What the function does not preserve:
the real positions of the sites (they are random within a user-defined neighbourhood of each anchor centroid);
the relative spacing or bearings between real sites;
any spatial autocorrelation in the outcome.
Coordinates that are NA in the original remain NA in the
synthetic — the NA pattern is preserved cell-by-cell.
Examples
# \donttest{
# Toy example: 50 rows split across two states.
set.seed(1)
n <- 50
df <- data.frame(
state = sample(c("NSW", "VIC"), n, replace = TRUE),
lat = stats::rnorm(n, -33, 0.3),
lon = stats::rnorm(n, 145, 0.3),
y = stats::rnorm(n)
)
roles <- propose_roles(df, detect = FALSE)
roles$role[roles$col == "y"] <- "outcome"
roles$role[roles$col %in% c("lat", "lon")] <- "covariate"
roles$role[roles$col == "state"] <- "design"
m <- mask(df, roles, mode = "collaborate", seed = 1L)
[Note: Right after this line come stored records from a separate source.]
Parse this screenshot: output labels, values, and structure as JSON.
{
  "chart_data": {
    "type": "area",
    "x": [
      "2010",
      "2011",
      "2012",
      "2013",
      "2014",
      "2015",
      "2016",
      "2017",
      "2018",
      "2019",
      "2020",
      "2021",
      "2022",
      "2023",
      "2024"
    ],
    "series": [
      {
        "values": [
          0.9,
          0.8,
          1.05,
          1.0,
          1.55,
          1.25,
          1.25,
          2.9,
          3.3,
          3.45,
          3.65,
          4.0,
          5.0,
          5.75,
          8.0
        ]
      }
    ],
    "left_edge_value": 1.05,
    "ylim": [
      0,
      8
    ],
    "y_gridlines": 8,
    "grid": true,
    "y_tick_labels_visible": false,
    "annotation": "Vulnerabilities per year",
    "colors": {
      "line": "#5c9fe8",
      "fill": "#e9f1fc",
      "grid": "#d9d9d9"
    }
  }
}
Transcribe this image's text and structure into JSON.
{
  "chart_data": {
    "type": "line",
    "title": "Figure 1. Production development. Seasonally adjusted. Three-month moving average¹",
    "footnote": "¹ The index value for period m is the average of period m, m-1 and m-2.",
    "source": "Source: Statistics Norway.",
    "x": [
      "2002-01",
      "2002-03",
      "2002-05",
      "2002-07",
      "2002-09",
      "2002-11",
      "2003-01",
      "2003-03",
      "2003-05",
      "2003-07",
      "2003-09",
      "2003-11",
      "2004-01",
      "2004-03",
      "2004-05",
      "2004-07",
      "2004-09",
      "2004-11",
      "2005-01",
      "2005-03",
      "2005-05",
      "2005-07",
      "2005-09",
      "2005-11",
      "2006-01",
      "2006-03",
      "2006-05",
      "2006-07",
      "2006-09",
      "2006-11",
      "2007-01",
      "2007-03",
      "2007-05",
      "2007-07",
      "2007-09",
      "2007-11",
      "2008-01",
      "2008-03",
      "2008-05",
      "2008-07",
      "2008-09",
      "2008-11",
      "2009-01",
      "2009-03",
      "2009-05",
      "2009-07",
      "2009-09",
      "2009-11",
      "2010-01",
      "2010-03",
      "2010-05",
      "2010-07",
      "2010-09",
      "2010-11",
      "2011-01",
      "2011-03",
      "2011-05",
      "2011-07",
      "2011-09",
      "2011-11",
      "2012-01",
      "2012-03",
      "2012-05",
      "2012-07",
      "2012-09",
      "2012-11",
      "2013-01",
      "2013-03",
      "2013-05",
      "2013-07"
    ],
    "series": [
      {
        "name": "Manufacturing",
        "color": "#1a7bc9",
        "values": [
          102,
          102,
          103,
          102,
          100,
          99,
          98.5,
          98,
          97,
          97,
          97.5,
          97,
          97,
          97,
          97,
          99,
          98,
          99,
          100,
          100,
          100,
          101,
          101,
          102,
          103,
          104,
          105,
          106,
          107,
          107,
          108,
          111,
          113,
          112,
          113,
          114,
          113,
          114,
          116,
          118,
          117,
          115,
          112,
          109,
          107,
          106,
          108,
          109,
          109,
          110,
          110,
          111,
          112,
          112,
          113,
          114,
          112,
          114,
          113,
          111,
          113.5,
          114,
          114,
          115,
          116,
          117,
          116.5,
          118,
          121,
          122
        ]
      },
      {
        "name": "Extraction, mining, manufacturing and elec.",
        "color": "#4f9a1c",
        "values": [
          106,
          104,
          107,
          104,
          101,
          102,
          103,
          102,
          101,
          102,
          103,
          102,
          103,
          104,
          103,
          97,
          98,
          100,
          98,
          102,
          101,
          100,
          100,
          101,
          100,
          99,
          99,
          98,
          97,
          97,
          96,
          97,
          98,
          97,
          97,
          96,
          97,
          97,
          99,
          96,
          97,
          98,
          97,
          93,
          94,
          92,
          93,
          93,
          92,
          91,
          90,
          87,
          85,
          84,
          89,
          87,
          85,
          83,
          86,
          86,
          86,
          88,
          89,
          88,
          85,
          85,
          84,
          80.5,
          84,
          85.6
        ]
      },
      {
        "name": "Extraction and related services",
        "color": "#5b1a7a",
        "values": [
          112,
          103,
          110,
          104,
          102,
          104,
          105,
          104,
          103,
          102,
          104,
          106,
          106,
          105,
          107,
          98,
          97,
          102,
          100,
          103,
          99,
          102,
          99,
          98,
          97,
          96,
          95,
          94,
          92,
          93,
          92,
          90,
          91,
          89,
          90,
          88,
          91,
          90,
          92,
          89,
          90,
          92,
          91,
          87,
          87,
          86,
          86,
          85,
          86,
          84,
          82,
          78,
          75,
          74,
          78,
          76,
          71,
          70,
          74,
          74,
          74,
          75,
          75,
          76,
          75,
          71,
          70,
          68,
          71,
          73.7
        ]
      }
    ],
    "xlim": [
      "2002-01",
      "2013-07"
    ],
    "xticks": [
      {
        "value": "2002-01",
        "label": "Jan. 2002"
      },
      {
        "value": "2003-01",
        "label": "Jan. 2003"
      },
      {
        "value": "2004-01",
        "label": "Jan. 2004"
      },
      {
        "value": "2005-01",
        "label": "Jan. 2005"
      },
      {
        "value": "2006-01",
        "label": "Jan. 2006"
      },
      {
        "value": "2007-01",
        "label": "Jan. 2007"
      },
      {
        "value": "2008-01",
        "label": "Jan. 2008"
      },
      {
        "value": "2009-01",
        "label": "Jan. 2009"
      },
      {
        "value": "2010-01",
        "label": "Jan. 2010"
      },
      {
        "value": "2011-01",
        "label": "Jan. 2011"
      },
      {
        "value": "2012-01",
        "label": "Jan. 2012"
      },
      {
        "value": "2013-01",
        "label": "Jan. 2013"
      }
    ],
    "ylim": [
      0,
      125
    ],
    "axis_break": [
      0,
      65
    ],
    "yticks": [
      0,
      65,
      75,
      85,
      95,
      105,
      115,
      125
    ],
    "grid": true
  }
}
#> Warning: audit_mask() flagged HIGH leakage on column(s): lat, lon
centroids <- list(
NSW = c(lat = -32.5, lon = 147),
VIC = c(lat = -36.5, lon = 144)
)
synth_geo <- synthesise_geospatial(
synthetic(m), df,
anchor_col = "state", lat_col = "lat", lon_col = "lon",
anchor_centroids = centroids, seed = 2L
)
head(synth_geo[, c("state", "lat", "lon")])
#> # A tibble: 6 × 3
#> state lat lon
#> <chr> <dbl> <dbl>
#> 1 NSW -33.0 147.
#> 2 VIC -36.8 144.
#> 3 NSW -32.2 147.
#> 4 NSW -32.9 147.
#> 5 VIC -36.7 144.
#> 6 NSW -32.9 146.
# }